Felten and his team are unlikely to be arrested for presenting their paper, as Sklyarov
was after DefCon in Las Vegas last month, Cohn said, because the criminal provision of the
DMCA outlaws commercial gain from reverse engineered technologies. While Cohn said federal agents can
hardly find that Felten’s team is profiting from its research, as Sklyarov was from selling
the eBook reader, the EFF felt it necessary to negotiate with the U.S. Justice Department to make
sure officers from the USENIX Association wouldn’t be prosecuted for charging admission to the
conference.

Felten
decided not to present his paper
earlier this year, and the SDMI Foundation has since backed
away from its legal threats, promising it would not sue for tonight’s talk. The RIAA has even
denied it threatened to sue, saying it was all a misunderstanding, but Felten told reporters
today that his decision to pull the paper earlier came after hours of discussion with the
recording industry, during which the threats were clear.

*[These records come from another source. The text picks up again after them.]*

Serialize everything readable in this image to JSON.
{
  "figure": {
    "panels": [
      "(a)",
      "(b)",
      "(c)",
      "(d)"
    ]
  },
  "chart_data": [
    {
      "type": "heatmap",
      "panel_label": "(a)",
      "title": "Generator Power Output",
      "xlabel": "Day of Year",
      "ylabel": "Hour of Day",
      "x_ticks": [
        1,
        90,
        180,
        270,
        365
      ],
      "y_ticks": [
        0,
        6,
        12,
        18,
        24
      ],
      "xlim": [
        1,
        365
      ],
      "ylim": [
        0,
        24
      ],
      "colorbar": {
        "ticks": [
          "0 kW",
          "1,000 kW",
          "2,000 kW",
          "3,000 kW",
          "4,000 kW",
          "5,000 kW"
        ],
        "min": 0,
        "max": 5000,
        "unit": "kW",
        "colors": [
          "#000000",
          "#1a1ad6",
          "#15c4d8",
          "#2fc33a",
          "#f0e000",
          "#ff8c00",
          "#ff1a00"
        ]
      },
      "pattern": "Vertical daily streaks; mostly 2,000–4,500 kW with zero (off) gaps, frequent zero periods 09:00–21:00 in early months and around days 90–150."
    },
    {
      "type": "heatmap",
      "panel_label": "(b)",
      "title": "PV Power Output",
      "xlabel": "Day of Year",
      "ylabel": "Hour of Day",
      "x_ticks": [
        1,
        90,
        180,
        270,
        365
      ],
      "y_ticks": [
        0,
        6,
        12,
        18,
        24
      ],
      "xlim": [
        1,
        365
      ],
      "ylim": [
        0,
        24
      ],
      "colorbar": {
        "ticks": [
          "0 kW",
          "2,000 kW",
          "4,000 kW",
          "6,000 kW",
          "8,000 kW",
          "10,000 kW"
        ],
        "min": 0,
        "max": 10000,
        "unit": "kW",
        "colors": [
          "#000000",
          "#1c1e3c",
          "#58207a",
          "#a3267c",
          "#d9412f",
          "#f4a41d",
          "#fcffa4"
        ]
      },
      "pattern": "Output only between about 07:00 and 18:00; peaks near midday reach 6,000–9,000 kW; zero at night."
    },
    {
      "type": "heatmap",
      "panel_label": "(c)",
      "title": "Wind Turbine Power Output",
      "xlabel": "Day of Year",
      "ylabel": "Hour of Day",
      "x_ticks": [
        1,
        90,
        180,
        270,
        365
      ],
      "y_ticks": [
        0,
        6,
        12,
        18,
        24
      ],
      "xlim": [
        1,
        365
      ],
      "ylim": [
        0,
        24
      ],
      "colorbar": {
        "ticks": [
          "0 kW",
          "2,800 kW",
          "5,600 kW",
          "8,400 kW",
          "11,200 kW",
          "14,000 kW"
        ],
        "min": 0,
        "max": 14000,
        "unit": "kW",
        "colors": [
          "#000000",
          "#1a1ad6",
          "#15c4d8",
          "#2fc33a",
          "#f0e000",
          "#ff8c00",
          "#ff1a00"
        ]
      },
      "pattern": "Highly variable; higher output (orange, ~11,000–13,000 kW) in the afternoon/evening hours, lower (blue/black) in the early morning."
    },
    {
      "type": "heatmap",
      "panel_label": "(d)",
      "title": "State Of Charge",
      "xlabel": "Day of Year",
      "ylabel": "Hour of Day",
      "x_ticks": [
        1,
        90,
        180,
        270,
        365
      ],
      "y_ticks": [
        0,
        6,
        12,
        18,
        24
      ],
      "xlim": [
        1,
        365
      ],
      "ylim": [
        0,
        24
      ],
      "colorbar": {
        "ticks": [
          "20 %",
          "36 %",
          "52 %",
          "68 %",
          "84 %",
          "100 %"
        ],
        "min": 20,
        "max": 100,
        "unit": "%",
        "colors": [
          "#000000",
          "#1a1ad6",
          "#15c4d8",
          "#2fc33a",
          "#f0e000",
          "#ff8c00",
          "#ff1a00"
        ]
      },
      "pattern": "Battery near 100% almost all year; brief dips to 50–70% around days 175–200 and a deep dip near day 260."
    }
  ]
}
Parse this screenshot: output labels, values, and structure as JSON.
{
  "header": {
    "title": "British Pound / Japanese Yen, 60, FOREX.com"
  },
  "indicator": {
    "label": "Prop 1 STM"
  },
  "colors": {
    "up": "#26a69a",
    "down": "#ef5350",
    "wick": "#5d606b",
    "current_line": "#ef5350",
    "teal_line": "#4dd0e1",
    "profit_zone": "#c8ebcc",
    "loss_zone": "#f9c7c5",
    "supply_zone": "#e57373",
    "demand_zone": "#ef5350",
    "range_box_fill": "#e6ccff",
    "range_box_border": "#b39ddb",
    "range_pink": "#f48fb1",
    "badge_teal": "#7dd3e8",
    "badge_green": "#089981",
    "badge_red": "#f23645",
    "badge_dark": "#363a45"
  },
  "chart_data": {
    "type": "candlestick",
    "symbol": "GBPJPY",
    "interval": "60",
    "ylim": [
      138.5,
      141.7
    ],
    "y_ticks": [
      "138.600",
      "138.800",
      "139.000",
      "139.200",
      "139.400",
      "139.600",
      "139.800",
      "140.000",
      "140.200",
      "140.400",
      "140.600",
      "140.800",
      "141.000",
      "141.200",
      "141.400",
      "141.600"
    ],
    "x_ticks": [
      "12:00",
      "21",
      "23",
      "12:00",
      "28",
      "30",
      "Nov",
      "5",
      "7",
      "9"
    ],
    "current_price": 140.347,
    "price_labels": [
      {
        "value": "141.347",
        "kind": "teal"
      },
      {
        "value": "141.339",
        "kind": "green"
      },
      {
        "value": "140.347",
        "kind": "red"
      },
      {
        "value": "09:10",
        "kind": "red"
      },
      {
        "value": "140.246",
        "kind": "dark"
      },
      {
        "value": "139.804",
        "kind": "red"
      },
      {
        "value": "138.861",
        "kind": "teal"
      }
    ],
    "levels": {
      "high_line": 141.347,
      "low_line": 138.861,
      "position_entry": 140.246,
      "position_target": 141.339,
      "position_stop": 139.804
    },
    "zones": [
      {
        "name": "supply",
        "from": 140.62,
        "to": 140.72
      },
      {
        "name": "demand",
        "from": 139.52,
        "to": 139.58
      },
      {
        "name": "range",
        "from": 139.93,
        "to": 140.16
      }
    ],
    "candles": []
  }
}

The EFF’s Cohn added that even if
there’s a promise not to sue Felten for tonight’s presentation, the recording industry
has made no such promises about future presentations or research based on the Felten team’s
findings.

“What we want is not only permission to speak today,” Felten told a mixture of national media,
D.C. media and technology reporters. “We don’t want to run and ask for permission every time
we want to present something. As far as I know, they’re still taking the position that
we still need to ask their permission to present a paper.”

Felten says the anti-circumvention provisions of the DMCA don’t stop the bad guys from
violating copyrights, but a law that prevents scientific presentations could stop researchers and technologists who are trying to make
programs better by reverse-engineering them.

“There is a danger that you really prevent the good guys from talking about how to do
better,” he said. “You get in a situation where … you kind of outlaw consumer reports for
these kinds of products.”

Cohn said the Felten case has had a “chilling effect” on other scientific presentations (see also the
declarations of several other researchers
on the EFF’s Felten case page
). She
stopped short of advocating the repeal of the entire DMCA, and she said there doesn’t
seem to be Congressional support even for repealing the anti-circumvention provision.
But EFF representatives have talked to a couple of friendly members of Congress about the
problems with the DMCA, and the EFF plans to release a list of suggested changes within a
couple of weeks.

“We need to educate people about why its a bad idea to have science stifled in the name
of so-called security and why we’re all going to have worse products because of it,” Cohn said.

Felten says the paper tonight will be a no-holds barred version of his team’s findings, even though
the team had planned to present an edited paper earlier in the year because of the
threat of a lawsuit. “Since those threats materialized anyway, we felt there was not need to hold
anything back,” he said.

Asked if a technically savvy person could circumvent the SDMI watermarks after reading the
paper, Felten responded: “I think it’s safe to say that without this article, a technically competent
person would defeat this technology.”

Felton’s paper, 11 pages with diagrams, is scheduled to appear on the USENIX Web site Thursday. NewsForge
will link to it as soon as we see it.